Wednesday, November 20, 2024

Daniel McCarthy: The Case for Matt Gates

I don't have an opinion on Gaetz.
He's on the periphery of my awareness.
Even after all these years, I still jump for the left/MSM's character assassination trial balloons, as much as I hate to admit it.
Thus far, it sounds to me like a lot of hearsay. And the left long ago honed their game in this respect.
And they seem to have an endless supply of cultists willing to be the vessels for sexual-assault accusations.
At any rate: I'm not resistant to evidence about Gaetz--not at all. I've got no commitment to him. But we know what the left has become, and we know we can't accept mere rumors of hearsay.
So I'm suspending judgment.
Don't know what else we could reasonably do.
This part of McCarthy's essay really struck a chord with me, inclined as I am to want Washingtons:
There are two ways to look at the corruption that is rife in 21st-century American life. One view is that reform demands a saint to reproach the wicked. While we await a political hero with the character of a second George Washington, we must make do with morality-reinforcing illusions, according to which our most powerful institutions—the federal government, the media, the medical establishment—are also good institutions, while wickedness is a characteristic of lone individuals, especially of those who challenge the norms of our institutions.

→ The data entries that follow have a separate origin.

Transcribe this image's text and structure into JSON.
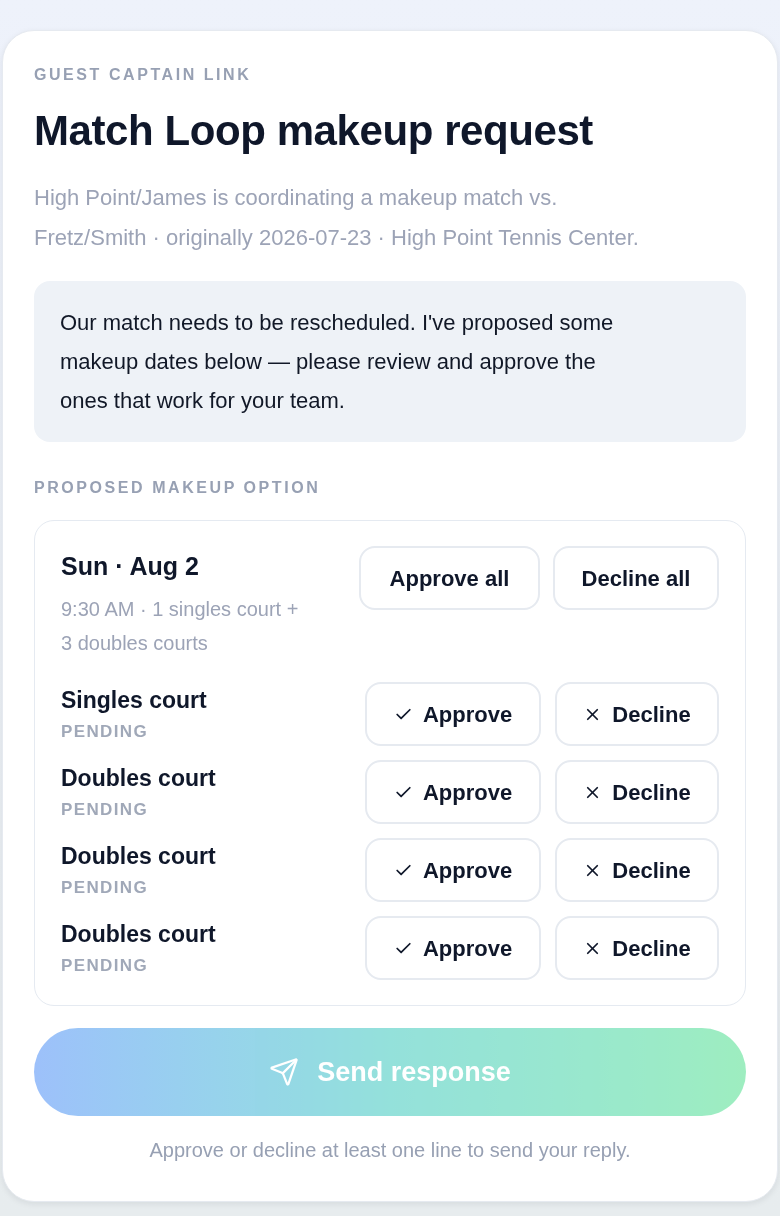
{
  "eyebrow": "GUEST CAPTAIN LINK",
  "title": "Match Loop makeup request",
  "description": "High Point/James is coordinating a makeup match vs. Fretz/Smith · originally 2026-07-23 · High Point Tennis Center.",
  "message": "Our match needs to be rescheduled. I've proposed some makeup dates below — please review and approve the ones that work for your team.",
  "section_label": "PROPOSED MAKEUP OPTION",
  "option": {
    "date": "Sun · Aug 2",
    "details": "9:30 AM · 1 singles court + 3 doubles courts",
    "bulk_actions": [
      "Approve all",
      "Decline all"
    ],
    "lines": [
      {
        "name": "Singles court",
        "status": "PENDING",
        "approve": "Approve",
        "decline": "Decline"
      },
      {
        "name": "Doubles court",
        "status": "PENDING",
        "approve": "Approve",
        "decline": "Decline"
      },
      {
        "name": "Doubles court",
        "status": "PENDING",
        "approve": "Approve",
        "decline": "Decline"
      },
      {
        "name": "Doubles court",
        "status": "PENDING",
        "approve": "Approve",
        "decline": "Decline"
      }
    ]
  },
  "send_button": {
    "label": "Send response",
    "disabled": true
  },
  "hint": "Approve or decline at least one line to send your reply."
}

The second view is that if we must await an immaculate reformer, reform will never come. So we ought to support even obviously flawed individuals when they take on the necessary work of confronting systemic evils. Those systemic evils aren’t impersonal, of course—they are the product of people who insist that they are upholding what is good even while they do what is bad. The merely human, rather than angelic, reformer has a doubly difficult task: In addition to being assailed for his mortal failings, he is charged with attacking the very decency of our institutions. Hence, the campaign against Trump branded him as a threat to democracy itself, as well as a convicted felon.